L’Apologie de Raimond Sebond
Pour bien mesurer la fécondité de la notion de plasma dans ce chapitre central, il peut être utile de proposer une brève archéologie de cette notion. Elle apparaît d’abord à propos de l’enseignement de l’éloquence dans l’Antiquité. Le plasma est l’ensemble des consignes ou des contraintes que le maître propose à l’élève pour cadrer son discours. Voici la définition qu’en donne Russell :
Plasma: “fiction”, the usual term for the invented scenario of a declamation which has no specific historical setting; also, a declamation of this kind1.
Barbara Cassin traduit ce mot par « scénario ». Rappelons que ce scénario, comme on le voit clairement dans le recueil de Sénèque le Père, comprend souvent des lois fictives (le violeur d’une femme doit l’épouser ou mourir), des faits précis, éventuellement invraisemblables (le même homme viole deux femmes la même nuit. L’une veut l’épouser, l’autre demande sa mort) et la position du déclamateur (on plaide pour l’accusé, ou pour la victime). Pour Russell sont « plasma » les consignes données par le rhéteur au disciple pour qu’il compose une déclamation, mais aussi la déclamation qui en résulte. Le discours final est selon nous doublement plasmatique : d’une part, parce qu’il procède d’un plasma initial, et d’autre part parce qu’il constitue en quelque sorte un plasma pour toute déclamation sur le même sujet, qui pourrait défendre n’importe quelle thèse, de la part de n’importe qui. Il est remarquable que les déclamations qui traitent d’un même sujet, pro ou contra, utilisent 22volontiers non seulement les mêmes arguments, mais encore les mêmes exemples, le même plan d’ensemble, voire les mêmes motifs. Ainsi dans l’Antiquité, le discours plasmatique est bien sûr un discours fictif, mais il est de surcroît un dispositif extrêmement complexe qui impose à l’orateur non seulement le sujet de son discours, non seulement la position qu’il doit défendre, mais encore un ensemble de matériaux dont l’emploi et le réemploi dans les discours du même type forment une sorte de réservoir de traits, d’images, d’exemples dans lequel le déclamateur est invité à puiser. Ce dispositif, extrêmement contraint, quasi-oulipien dans son réseau d’exigences, produit nécessairement un effet de connivence, de familiarité, entre l’orateur et celui qui l’écoute, qui est toujours susceptible de proposer, « pour y répondre », un discours de la même farine. Le discours plasmatique propose à qui peut l’entendre de quoi produire son propre discours2. Il est, à l’origine, indissolublement lié à l’exercice du discours déclamatoire fictif, dans le cadre d’un tribunal imaginaire devant lequel il faut plaider3. Toutefois, Barbara Cassin, à propos de l’Histoire véritable de Lucien, élargit quelque peu la perspective en le désolidarisant du genre exclusif de la déclamation :
Avec les mêmes moyens paradoxaux et drolatiques que l’humour juif (« tu dis que tu vas à Cracovie pour que je croie que tu vas à Lemberg. Mais je sais que tu vas vraiment à Cracovie. Pourquoi alors mentir ? »), L’histoire véritable est un pseudos qui se donne pour pseudos, du plasma tout pur4.
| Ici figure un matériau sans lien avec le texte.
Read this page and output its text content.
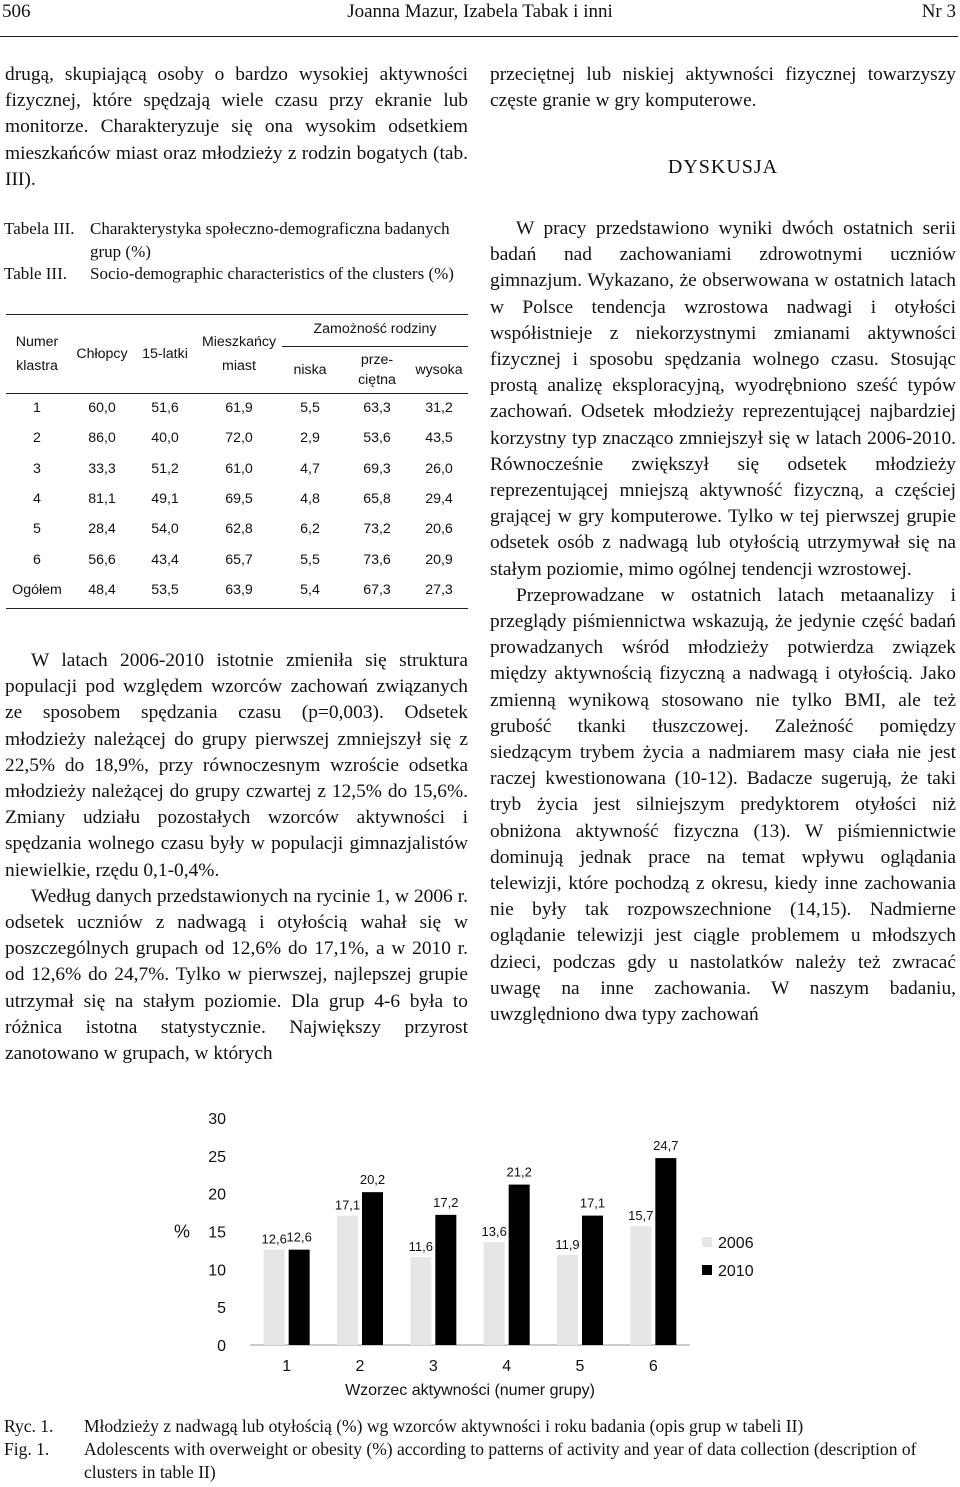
Joanna Mazur, Izabela Tabak i inni
506	Nr 3

drugą, skupiającą osoby o bardzo wysokiej aktywności fizycznej, które spędzają wiele czasu przy ekranie lub monitorze. Charakteryzuje się ona wysokim odsetkiem mieszkańców miast oraz młodzieży z rodzin bogatych (tab. III).

przeciętnej lub niskiej aktywności fizycznej towarzyszy częste granie w gry komputerowe.

DYSKUSJA
Tabela III. Charakterystyka społeczno-demograficzna badanych grup (%)
Table III.	Socio-demographic characteristics of the clusters (%)
Numer
klastra
Chłopcy	15-latki
Mieszkańcy
miast
Zamożność rodziny
niska
prze-
ciętna
wysoka
1	60,0	51,6	61,9	5,5	63,3	31,2
2	86,0	40,0	72,0	2,9	53,6	43,5
3	33,3	51,2	61,0	4,7	69,3	26,0
4	81,1	49,1	69,5	4,8	65,8	29,4
5	28,4	54,0	62,8	6,2	73,2	20,6
6	56,6	43,4	65,7	5,5	73,6	20,9
Ogółem	48,4	53,5	63,9	5,4	67,3	27,3

W latach 2006-2010 istotnie zmieniła się struktura populacji pod względem wzorców zachowań związanych ze sposobem spędzania czasu (p=0,003). Odsetek młodzieży należącej do grupy pierwszej zmniejszył się z 22,5% do 18,9%, przy równoczesnym wzroście odsetka młodzieży należącej do grupy czwartej z 12,5% do 15,6%. Zmiany udziału pozostałych wzorców aktywności i spędzania wolnego czasu były w populacji gimnazjalistów niewielkie, rzędu 0,1-0,4%.

Według danych przedstawionych na rycinie 1, w 2006 r. odsetek uczniów z nadwagą i otyłością wahał się w poszczególnych grupach od 12,6% do 17,1%, a w 2010 r. od 12,6% do 24,7%. Tylko w pierwszej, najlepszej grupie utrzymał się na stałym poziomie. Dla grup 4-6 była to różnica istotna statystycznie. Największy przyrost zanotowano w grupach, w których

W pracy przedstawiono wyniki dwóch ostatnich serii badań nad zachowaniami zdrowotnymi uczniów gimnazjum. Wykazano, że obserwowana w ostatnich latach w Polsce tendencja wzrostowa nadwagi i otyłości współistnieje z niekorzystnymi zmianami aktywności fizycznej i sposobu spędzania wolnego czasu. Stosując prostą analizę eksploracyjną, wyodrębniono sześć typów zachowań. Odsetek młodzieży reprezentującej najbardziej korzystny typ znacząco zmniejszył się w latach 2006-2010. Równocześnie zwiększył się odsetek młodzieży reprezentującej mniejszą aktywność fizyczną, a częściej grającej w gry komputerowe. Tylko w tej pierwszej grupie odsetek osób z nadwagą lub otyłością utrzymywał się na stałym poziomie, mimo ogólnej tendencji wzrostowej.

Przeprowadzane w ostatnich latach metaanalizy i przeglądy piśmiennictwa wskazują, że jedynie część badań prowadzanych wśród młodzieży potwierdza związek między aktywnością fizyczną a nadwagą i otyłością. Jako zmienną wynikową stosowano nie tylko BMI, ale też grubość tkanki tłuszczowej. Zależność pomiędzy siedzącym trybem życia a nadmiarem masy ciała nie jest raczej kwestionowana (10-12). Badacze sugerują, że taki tryb życia jest silniejszym predyktorem otyłości niż obniżona aktywność fizyczna (13). W piśmiennictwie dominują jednak prace na temat wpływu oglądania telewizji, które pochodzą z okresu, kiedy inne zachowania nie były tak rozpowszechnione (14,15). Nadmierne oglądanie telewizji jest ciągle problemem u młodszych dzieci, podczas gdy u nastolatków należy też zwracać uwagę na inne zachowania. W naszym badaniu, uwzględniono dwa typy zachowań

0
5
10
15
20
25
30
%	12,6 12,6
1
17,1
20,2
2
11,6
17,2
3
13,6
21,2
4
11,9
17,1
5
15,7
24,7
6
Wzorzec aktywności (numer grupy)
2006
2010
Ryc. 1.	Młodzieży z nadwagą lub otyłością (%) wg wzorców aktywności i roku badania (opis grup w tabeli II)
Fig. 1.	Adolescents with overweight or obesity (%) according to patterns of activity and year of data collection (description of clusters in table II)
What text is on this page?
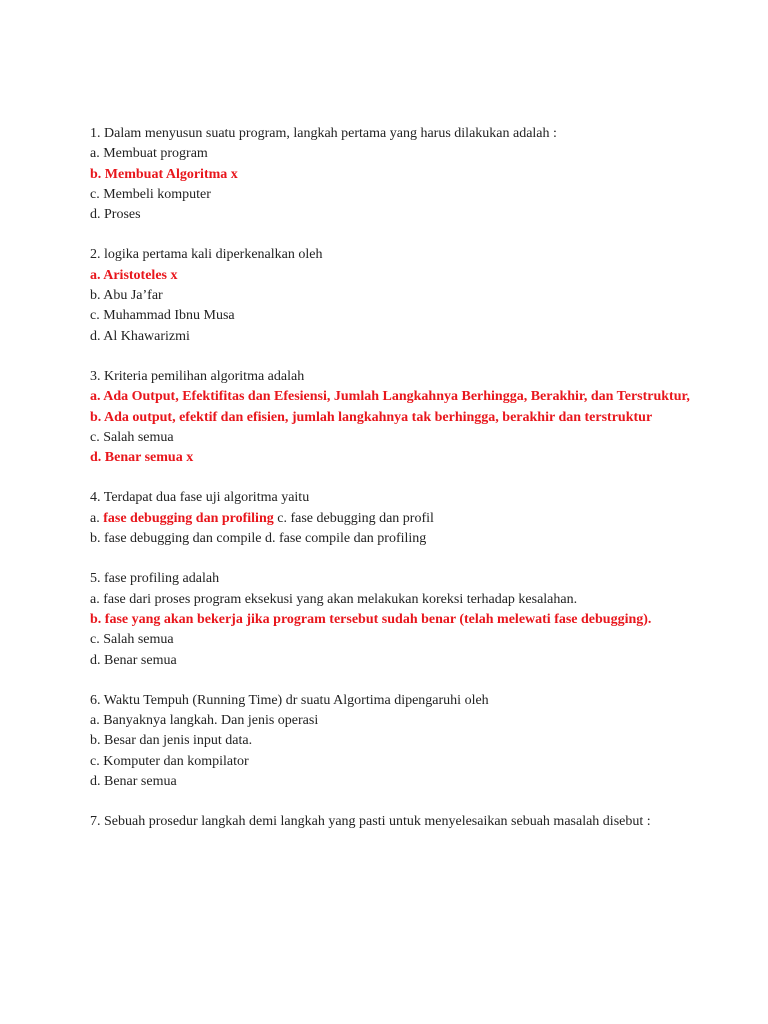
1. Dalam menyusun suatu program, langkah pertama yang harus dilakukan adalah :
a. Membuat program
b. Membuat Algoritma x
c. Membeli komputer
d. Proses
2. logika pertama kali diperkenalkan oleh
a. Aristoteles x
b. Abu Ja’far
c. Muhammad Ibnu Musa
d. Al Khawarizmi
3. Kriteria pemilihan algoritma adalah
a. Ada Output, Efektifitas dan Efesiensi, Jumlah Langkahnya Berhingga, Berakhir, dan Terstruktur,
b. Ada output, efektif dan efisien, jumlah langkahnya tak berhingga, berakhir dan terstruktur
c. Salah semua
d. Benar semua x
4. Terdapat dua fase uji algoritma yaitu
a. fase debugging dan profiling c. fase debugging dan profil
b. fase debugging dan compile d. fase compile dan profiling
5. fase profiling adalah
a. fase dari proses program eksekusi yang akan melakukan koreksi terhadap kesalahan.
b. fase yang akan bekerja jika program tersebut sudah benar (telah melewati fase debugging).
c. Salah semua
d. Benar semua
6. Waktu Tempuh (Running Time) dr suatu Algortima dipengaruhi oleh
a. Banyaknya langkah. Dan jenis operasi
b. Besar dan jenis input data.
c. Komputer dan kompilator
d. Benar semua
7. Sebuah prosedur langkah demi langkah yang pasti untuk menyelesaikan sebuah masalah disebut :
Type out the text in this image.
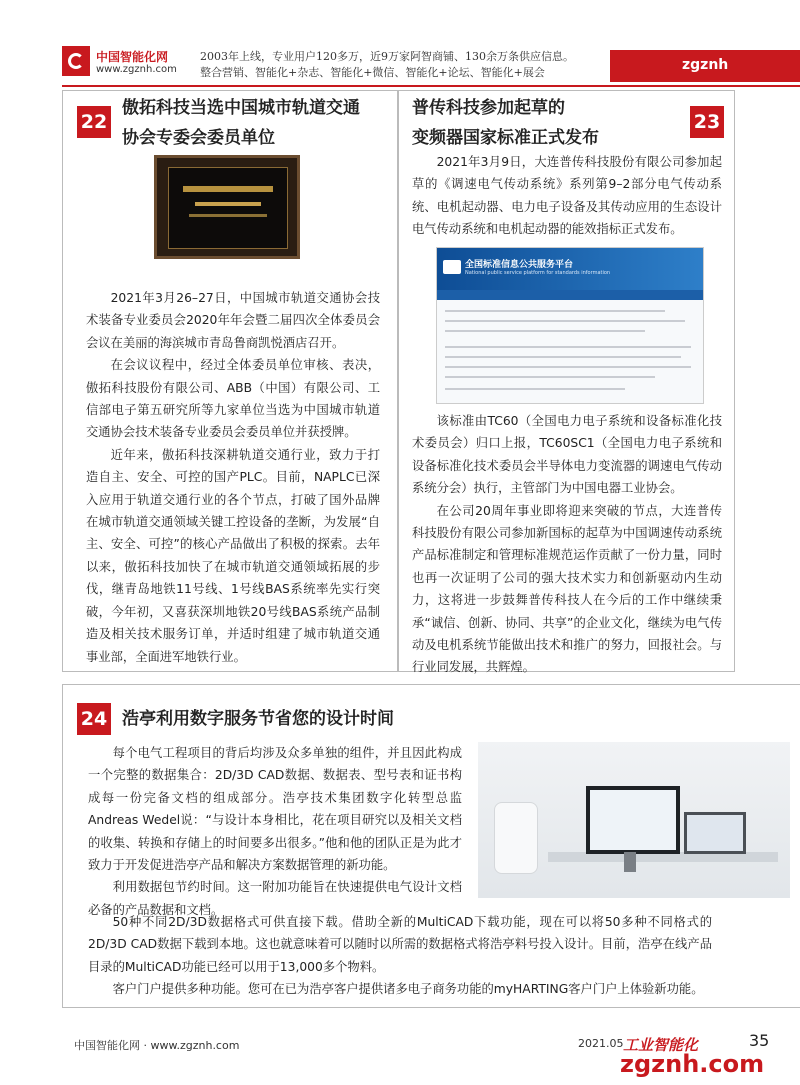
中国智能化网
www.zgznh.com
2003年上线，专业用户120多万，近9万家阿智商铺、130余万条供应信息。
整合营销、智能化+杂志、智能化+微信、智能化+论坛、智能化+展会	zgznh
22
傲拓科技当选中国城市轨道交通
协会专委会委员单位

2021年3月26–27日，中国城市轨道交通协会技术装备专业委员会2020年年会暨二届四次全体委员会会议在美丽的海滨城市青岛鲁商凯悦酒店召开。

在会议议程中，经过全体委员单位审核、表决，傲拓科技股份有限公司、ABB（中国）有限公司、工信部电子第五研究所等九家单位当选为中国城市轨道交通协会技术装备专业委员会委员单位并获授牌。

近年来，傲拓科技深耕轨道交通行业，致力于打造自主、安全、可控的国产PLC。目前，NAPLC已深入应用于轨道交通行业的各个节点，打破了国外品牌在城市轨道交通领域关键工控设备的垄断，为发展“自主、安全、可控”的核心产品做出了积极的探索。去年以来，傲拓科技加快了在城市轨道交通领域拓展的步伐，继青岛地铁11号线、1号线BAS系统率先实行突破，今年初，又喜获深圳地铁20号线BAS系统产品制造及相关技术服务订单，并适时组建了城市轨道交通事业部，全面进军地铁行业。

普传科技参加起草的
变频器国家标准正式发布
23

2021年3月9日，大连普传科技股份有限公司参加起草的《调速电气传动系统》系列第9–2部分电气传动系统、电机起动器、电力电子设备及其传动应用的生态设计 电气传动系统和电机起动器的能效指标正式发布。

全国标准信息公共服务平台
National public service platform for standards information

该标准由TC60（全国电力电子系统和设备标准化技术委员会）归口上报，TC60SC1（全国电力电子系统和设备标准化技术委员会半导体电力变流器的调速电气传动系统分会）执行，主管部门为中国电器工业协会。

在公司20周年事业即将迎来突破的节点，大连普传科技股份有限公司参加新国标的起草为中国调速传动系统产品标准制定和管理标准规范运作贡献了一份力量，同时也再一次证明了公司的强大技术实力和创新驱动内生动力，这将进一步鼓舞普传科技人在今后的工作中继续秉承“诚信、创新、协同、共享”的企业文化，继续为电气传动及电机系统节能做出技术和推广的努力，回报社会。与行业同发展，共辉煌。

24 浩亭利用数字服务节省您的设计时间

每个电气工程项目的背后均涉及众多单独的组件，并且因此构成一个完整的数据集合：2D/3D CAD数据、数据表、型号表和证书构成每一份完备文档的组成部分。浩亭技术集团数字化转型总监Andreas Wedel说：“与设计本身相比，花在项目研究以及相关文档的收集、转换和存储上的时间要多出很多。”他和他的团队正是为此才致力于开发促进浩亭产品和解决方案数据管理的新功能。

利用数据包节约时间。这一附加功能旨在快速提供电气设计文档必备的产品数据和文档。

50种不同2D/3D数据格式可供直接下载。借助全新的MultiCAD下载功能，现在可以将50多种不同格式的2D/3D CAD数据下载到本地。这也就意味着可以随时以所需的数据格式将浩亭料号投入设计。目前，浩亭在线产品目录的MultiCAD功能已经可以用于13,000多个物料。

客户门户提供多种功能。您可在已为浩亭客户提供诸多电子商务功能的myHARTING客户门户上体验新功能。

中国智能化网 · www.zgznh.com	2021.05 工业智能化	35
zgznh.com
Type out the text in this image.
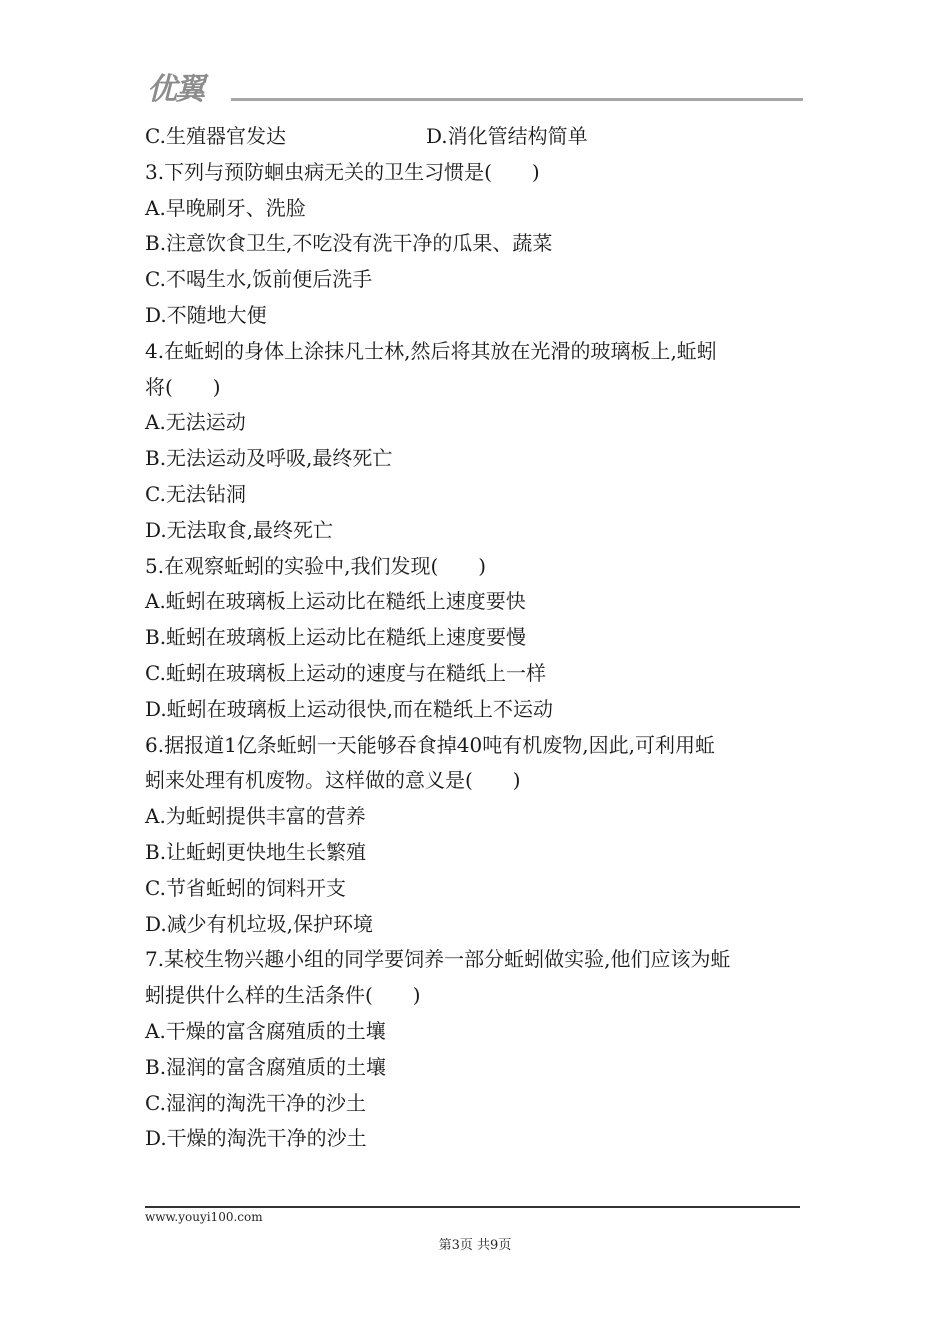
优翼
C.生殖器官发达	D.消化管结构简单
3.下列与预防蛔虫病无关的卫生习惯是(　　)
A.早晚刷牙、洗脸
B.注意饮食卫生,不吃没有洗干净的瓜果、蔬菜
C.不喝生水,饭前便后洗手
D.不随地大便
4.在蚯蚓的身体上涂抹凡士林,然后将其放在光滑的玻璃板上,蚯蚓
将(　　)
A.无法运动
B.无法运动及呼吸,最终死亡
C.无法钻洞
D.无法取食,最终死亡
5.在观察蚯蚓的实验中,我们发现(　　)
A.蚯蚓在玻璃板上运动比在糙纸上速度要快
B.蚯蚓在玻璃板上运动比在糙纸上速度要慢
C.蚯蚓在玻璃板上运动的速度与在糙纸上一样
D.蚯蚓在玻璃板上运动很快,而在糙纸上不运动
6.据报道1亿条蚯蚓一天能够吞食掉40吨有机废物,因此,可利用蚯
蚓来处理有机废物。这样做的意义是(　　)
A.为蚯蚓提供丰富的营养
B.让蚯蚓更快地生长繁殖
C.节省蚯蚓的饲料开支
D.减少有机垃圾,保护环境
7.某校生物兴趣小组的同学要饲养一部分蚯蚓做实验,他们应该为蚯
蚓提供什么样的生活条件(　　)
A.干燥的富含腐殖质的土壤
B.湿润的富含腐殖质的土壤
C.湿润的淘洗干净的沙土
D.干燥的淘洗干净的沙土
www.youyi100.com
第3页 共9页
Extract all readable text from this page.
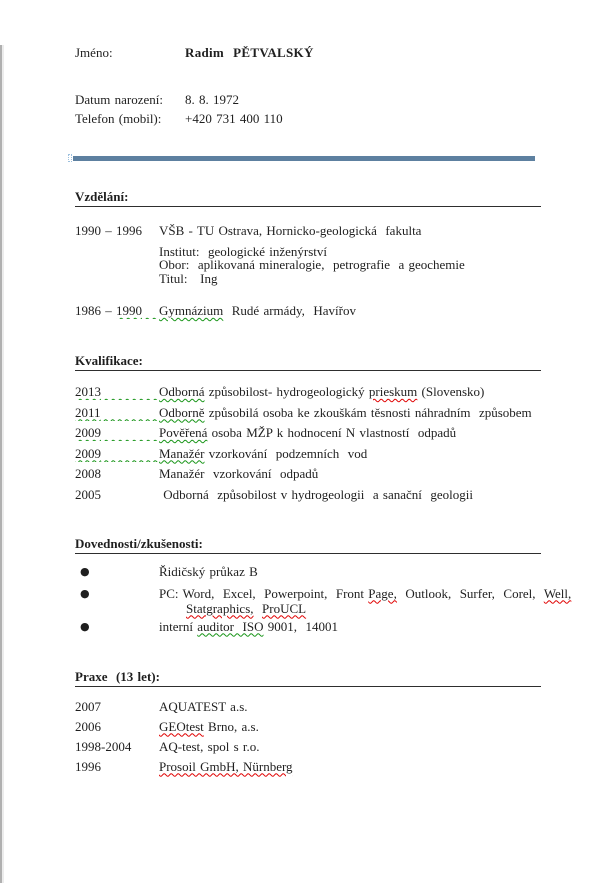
Jméno:	Radim  PĚTVALSKÝ
Datum narození:	8. 8. 1972
Telefon (mobil):	+420 731 400 110
Vzdělání:
1990 – 1996	VŠB - TU Ostrava, Hornicko-geologická  fakulta
Institut:  geologické inženýrství
Obor:  aplikovaná mineralogie,  petrografie  a geochemie
Titul:   Ing
1986 – 1990	Gymnázium  Rudé armády,  Havířov
Kvalifikace:
2013	Odborná způsobilost- hydrogeologický prieskum (Slovensko)
2011	Odborně způsobilá osoba ke zkouškám těsnosti náhradním  způsobem
2009	Pověřená osoba MŽP k hodnocení N vlastností  odpadů
2009	Manažér vzorkování  podzemních  vod
2008	Manažér  vzorkování  odpadů
2005	Odborná  způsobilost v hydrogeologii  a sanační  geologii
Dovednosti/zkušenosti:
●	Řidičský průkaz B
●	PC: Word,  Excel,  Powerpoint,  Front Page,  Outlook,  Surfer,  Corel,  Well,
Statgraphics, ProUCL
●	interní auditor  ISO 9001,  14001
Praxe  (13 let):
2007	AQUATEST a.s.
2006	GEOtest Brno, a.s.
1998-2004	AQ-test, spol s r.o.
1996	Prosoil GmbH, Nürnberg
23La seconde Sophistique semble donc être le lieu d’un infléchissement de la notion de plasma. L’appliquer à un texte narratif comme l’Histoire véritable suppose un glissement d’une très grande importance. Il ne s’agit plus ici d’un exercice scolaire qui simule un discours qu’on entendrait à la barre d’un tribunal qui n’existe pas, mais d’un récit qu’on lit, ou qu’on entend lire. La personne, ou la persona de l’orateur disparaît sous le costume du personnage. On gagne, en quelque sorte, un degré de fiction supplémentaire, puisque celui qui parle, le monde dans lequel il se meut, tout ce qui l’entoure sont clairement identifiés comme un univers de fiction. Le plasma passe d’une certaine manière du champ rhétorique au champ poétique. Soulignons que cette opposition toute moderne, entre rhétorique et poétique ne semble pas avoir grand sens dans l’Antiquité.
La rhétorique mimétique, « la mimêsis rhêtorikê », est l’appropriation, par une imitation qui se développe tout au long du cursus, dans ces écoles où le directeur est sophiste, de toutes les œuvres de l’Antiquité classique : la poésie, la philosophie, l’histoire, la rhétorique proprement dite, et avec elle la délibération politique, sont ainsi absorbées comme des espèces d’un quasi-genre universel que constitue la rhétorique générale, placée sous l’égide sophistique, de par ce mouvement même que Philostrate, nous l’avons vu, baptise seconde sophistique. Et le propre de cette rhétorique mimétique est bel et bien qu’elle produise du nouveau, qu’elle soit inventive, créatrice […]5.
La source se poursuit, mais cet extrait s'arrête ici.